Victricia Malicia is about a girl born to a family of pirates. But, she really just wants to read and live on dry land:
Victricia Malicia Calamity Barrett
was born on the deck of the Potbellied Parrot.
Her mom was the captain. Her dad, the ship's cook.
Her grandma was proud of her peg leg and hook.
But despite a tradition since sixteen-o-three
for every last Barrett to set out to sea,
plund'ring and looting
and pirate pursuiting,
Victricia detested it vehemently.
Victricia Malicia was sick of the sea.
Those are the words on the opening page. You have to love this book right off the bat because the author chose to make Victricia's mother the captain and her father the ship's cook, don't you?
The text of Victricia Malicia is so terrific that I feel like just describing it is kind of pitiful, but I'll go ahead and tell you about it, then you can dash off to read the pdf of Victricia Malicia and see the whole thing for yourself. Basically, it goes on to say her distaste for the sea was not her family's fault, "They raised her up right. They gave her a name filled with menace and fright," and describes how she learned her first words from a parrot, learned to tie knots from Uncle Hank (whom she's tied to the mast), etc.
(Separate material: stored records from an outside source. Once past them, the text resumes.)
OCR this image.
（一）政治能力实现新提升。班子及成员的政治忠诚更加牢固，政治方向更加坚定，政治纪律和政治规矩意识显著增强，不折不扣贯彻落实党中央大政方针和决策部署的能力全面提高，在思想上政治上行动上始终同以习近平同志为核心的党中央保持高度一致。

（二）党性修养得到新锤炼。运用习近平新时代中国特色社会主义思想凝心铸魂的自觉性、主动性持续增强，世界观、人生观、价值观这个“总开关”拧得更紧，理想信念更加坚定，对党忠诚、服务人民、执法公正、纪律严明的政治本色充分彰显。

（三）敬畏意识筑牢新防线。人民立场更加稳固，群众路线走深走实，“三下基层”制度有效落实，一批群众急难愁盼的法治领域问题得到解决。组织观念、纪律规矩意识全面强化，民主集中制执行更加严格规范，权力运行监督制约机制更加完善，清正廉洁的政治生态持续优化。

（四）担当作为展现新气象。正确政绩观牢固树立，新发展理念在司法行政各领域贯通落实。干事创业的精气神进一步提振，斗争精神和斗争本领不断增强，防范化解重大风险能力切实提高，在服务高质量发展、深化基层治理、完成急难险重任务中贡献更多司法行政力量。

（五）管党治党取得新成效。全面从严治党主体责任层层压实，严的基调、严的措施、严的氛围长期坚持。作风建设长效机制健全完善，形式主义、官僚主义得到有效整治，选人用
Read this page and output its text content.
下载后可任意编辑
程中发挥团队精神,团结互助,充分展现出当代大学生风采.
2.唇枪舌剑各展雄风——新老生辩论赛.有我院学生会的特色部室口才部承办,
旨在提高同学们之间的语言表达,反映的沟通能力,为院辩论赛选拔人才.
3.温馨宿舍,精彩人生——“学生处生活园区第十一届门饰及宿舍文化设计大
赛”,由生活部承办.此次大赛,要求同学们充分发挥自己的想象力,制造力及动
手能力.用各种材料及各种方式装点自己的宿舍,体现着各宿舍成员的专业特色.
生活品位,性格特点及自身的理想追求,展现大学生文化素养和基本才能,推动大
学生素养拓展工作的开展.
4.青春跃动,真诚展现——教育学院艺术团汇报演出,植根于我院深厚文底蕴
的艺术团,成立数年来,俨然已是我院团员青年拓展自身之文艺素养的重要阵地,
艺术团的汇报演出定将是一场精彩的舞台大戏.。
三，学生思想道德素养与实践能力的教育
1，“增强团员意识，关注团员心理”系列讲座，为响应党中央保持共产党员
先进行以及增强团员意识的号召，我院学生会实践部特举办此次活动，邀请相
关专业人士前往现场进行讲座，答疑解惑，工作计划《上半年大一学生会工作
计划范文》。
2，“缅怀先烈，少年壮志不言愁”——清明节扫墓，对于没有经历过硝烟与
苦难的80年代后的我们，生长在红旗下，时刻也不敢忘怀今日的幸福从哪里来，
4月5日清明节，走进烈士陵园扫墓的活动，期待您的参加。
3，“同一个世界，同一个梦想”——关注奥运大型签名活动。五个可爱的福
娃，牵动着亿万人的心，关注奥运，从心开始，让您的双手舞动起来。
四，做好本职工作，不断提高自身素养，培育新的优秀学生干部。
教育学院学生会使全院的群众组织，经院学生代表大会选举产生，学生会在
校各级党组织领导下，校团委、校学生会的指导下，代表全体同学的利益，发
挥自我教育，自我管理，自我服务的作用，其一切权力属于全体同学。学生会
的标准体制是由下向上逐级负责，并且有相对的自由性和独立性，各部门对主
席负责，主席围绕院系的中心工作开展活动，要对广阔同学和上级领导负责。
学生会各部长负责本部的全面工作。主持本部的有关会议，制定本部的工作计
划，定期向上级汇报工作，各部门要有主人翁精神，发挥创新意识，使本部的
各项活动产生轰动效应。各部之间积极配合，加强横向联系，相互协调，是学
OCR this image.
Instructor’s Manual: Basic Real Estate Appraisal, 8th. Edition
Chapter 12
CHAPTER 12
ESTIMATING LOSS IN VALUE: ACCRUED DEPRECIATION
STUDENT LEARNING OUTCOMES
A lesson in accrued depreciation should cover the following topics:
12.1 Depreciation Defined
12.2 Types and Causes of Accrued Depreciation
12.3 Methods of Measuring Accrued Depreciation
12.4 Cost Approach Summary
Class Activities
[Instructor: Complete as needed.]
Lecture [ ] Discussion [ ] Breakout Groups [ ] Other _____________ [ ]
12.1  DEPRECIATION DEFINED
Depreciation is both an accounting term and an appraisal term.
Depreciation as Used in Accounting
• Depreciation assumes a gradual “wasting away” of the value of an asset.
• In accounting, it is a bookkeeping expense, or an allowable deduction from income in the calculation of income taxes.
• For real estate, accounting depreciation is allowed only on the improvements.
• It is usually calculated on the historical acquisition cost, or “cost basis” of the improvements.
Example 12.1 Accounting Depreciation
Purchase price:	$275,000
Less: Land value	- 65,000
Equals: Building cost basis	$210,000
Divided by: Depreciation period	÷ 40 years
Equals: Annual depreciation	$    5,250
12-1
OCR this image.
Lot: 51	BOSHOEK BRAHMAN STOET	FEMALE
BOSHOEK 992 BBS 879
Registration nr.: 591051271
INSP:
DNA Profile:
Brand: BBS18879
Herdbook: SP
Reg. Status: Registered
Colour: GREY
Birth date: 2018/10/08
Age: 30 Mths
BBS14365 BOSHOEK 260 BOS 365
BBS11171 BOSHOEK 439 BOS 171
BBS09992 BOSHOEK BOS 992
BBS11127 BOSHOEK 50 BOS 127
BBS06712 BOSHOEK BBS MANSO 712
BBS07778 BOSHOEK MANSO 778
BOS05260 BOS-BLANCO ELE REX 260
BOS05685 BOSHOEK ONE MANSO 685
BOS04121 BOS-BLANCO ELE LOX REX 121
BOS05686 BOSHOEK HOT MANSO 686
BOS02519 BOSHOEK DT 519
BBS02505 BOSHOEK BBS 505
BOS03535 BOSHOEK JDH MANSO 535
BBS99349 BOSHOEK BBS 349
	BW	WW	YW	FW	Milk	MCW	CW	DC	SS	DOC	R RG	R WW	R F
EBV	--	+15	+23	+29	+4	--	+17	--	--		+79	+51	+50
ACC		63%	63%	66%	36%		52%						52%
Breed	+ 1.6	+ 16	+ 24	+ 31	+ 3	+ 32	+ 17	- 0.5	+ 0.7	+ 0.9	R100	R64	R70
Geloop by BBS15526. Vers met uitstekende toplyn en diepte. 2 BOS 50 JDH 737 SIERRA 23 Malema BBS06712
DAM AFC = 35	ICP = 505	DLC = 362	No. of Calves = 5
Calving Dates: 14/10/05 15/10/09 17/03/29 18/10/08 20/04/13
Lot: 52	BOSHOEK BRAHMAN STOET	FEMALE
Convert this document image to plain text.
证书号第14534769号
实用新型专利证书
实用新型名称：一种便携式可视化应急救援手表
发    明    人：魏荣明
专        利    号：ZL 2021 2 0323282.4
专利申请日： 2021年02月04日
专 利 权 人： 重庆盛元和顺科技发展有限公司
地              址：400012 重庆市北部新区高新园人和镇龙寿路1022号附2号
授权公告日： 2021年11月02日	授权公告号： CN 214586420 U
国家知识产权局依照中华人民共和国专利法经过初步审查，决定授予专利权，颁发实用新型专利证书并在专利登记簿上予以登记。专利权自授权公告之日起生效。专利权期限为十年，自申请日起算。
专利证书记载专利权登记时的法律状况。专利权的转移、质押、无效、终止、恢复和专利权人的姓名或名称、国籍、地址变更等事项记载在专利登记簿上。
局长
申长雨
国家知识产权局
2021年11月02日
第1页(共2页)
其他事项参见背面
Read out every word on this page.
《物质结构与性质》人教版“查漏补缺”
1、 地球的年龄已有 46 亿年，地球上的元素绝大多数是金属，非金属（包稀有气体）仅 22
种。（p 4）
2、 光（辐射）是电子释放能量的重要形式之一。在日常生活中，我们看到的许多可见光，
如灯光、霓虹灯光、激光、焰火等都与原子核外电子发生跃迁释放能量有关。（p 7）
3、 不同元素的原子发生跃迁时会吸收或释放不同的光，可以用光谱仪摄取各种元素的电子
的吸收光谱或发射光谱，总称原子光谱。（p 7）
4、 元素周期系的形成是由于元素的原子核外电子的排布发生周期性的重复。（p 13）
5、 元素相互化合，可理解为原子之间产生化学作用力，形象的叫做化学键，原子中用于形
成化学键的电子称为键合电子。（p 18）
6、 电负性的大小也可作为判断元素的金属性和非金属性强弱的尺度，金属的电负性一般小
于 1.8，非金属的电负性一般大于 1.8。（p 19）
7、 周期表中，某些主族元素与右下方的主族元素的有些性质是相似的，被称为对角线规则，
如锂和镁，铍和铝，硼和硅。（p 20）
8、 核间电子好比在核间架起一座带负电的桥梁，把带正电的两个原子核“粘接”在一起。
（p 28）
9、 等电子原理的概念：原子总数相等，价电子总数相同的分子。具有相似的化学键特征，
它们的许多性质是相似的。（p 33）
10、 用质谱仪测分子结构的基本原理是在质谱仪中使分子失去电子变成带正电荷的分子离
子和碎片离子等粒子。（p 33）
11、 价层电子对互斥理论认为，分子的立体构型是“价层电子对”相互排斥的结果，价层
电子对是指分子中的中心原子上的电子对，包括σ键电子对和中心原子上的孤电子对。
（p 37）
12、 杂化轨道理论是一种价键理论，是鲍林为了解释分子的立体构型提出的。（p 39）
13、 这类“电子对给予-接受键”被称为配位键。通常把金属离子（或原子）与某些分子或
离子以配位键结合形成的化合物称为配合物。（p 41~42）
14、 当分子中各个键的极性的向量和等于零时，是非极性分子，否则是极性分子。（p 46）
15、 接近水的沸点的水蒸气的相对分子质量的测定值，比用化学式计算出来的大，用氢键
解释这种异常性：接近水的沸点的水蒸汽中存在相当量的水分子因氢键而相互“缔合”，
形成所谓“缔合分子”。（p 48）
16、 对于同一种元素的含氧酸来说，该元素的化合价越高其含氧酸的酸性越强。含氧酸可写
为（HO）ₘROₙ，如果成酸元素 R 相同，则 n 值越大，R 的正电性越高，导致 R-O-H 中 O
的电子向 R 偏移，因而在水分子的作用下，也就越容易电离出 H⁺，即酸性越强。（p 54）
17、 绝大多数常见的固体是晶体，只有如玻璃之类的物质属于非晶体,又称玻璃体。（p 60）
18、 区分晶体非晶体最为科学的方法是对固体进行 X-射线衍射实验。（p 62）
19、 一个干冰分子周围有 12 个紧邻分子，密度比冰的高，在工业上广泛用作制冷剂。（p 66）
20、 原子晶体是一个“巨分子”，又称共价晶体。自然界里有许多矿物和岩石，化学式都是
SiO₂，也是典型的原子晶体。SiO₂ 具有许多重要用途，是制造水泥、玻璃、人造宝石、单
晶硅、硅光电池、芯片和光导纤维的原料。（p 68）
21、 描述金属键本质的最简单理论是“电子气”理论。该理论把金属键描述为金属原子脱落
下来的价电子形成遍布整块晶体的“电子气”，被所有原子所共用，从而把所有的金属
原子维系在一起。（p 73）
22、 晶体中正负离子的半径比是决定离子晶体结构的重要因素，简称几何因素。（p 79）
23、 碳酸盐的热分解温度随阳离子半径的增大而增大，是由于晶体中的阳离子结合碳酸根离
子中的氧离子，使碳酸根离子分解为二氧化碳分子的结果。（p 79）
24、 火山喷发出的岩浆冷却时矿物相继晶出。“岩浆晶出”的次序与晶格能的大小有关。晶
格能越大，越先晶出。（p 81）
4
In spite of all her wonderful pirate education, Victricia taught herself to read -- and reading was simply her best skill. She's shown falling from the rigging because she's not great at tying knots. With wrinkled nose, she's shown trying to cook but her cooking, the book says, "caused rats to abandon the ship." Here is where the book begins to be a real booklover's joy. When Victricia is falling from the rigging, you see a book hanging on the ropes. I turned my copy of Victricia Malicia to read the title and laughed. It's Macrame for Beginners. When she's shown cooking, the book beside her is Betty Wanna Cracker Cookbook.
As the story continues describing Victricia's un-pirate-like preferences, both real book titles and funny fake ones are shown.
Eventually, Victricia causes an accident and everyone agrees she should be let off at an island. But, then the same thing that caused the accident saves everyone from a sea serpent. Still, Victricia would rather be set on dry land and she's taken to shore. She goes into town and opens a bookstore. Now dressed in landlubber clothing, Victricia even reads to the pirates when they're in port -- and turns the entire crew into such reading addicts that the ship becomes a floating library.
What a fun book! Bright, cheerful illustrations in vivid colors, clever writing with some challenging vocabulary words (opportunities to teach!) and a great storyline make this comfortably rhythmic book a delight. All the book titles crammed into its pages make reading the book doubly fun. Highly recommended.
There's a trailer for Victricia Malicia at the Flashlight Press website. I usually don't care much for book trailers but I enjoyed this one.
I received my copy of Victricia Malicia unsolicited from Flashlight Press. My thanks to the people at Flashlight! Since you can't pick up the book and feel it, I'll just tell you their books are hardcover with jackets but you can toss your jacket aside if you're worried about it. The cover beneath is identical. Inside the book, the front endpapers have a cutaway view of a ship with objects and actions (like walking the plank) labeled. The back endpapers look like an unlabeled treasure map. Cool.
That's all for Children's Day! It's 11:38 PM. Whew! Cutting it close, eh?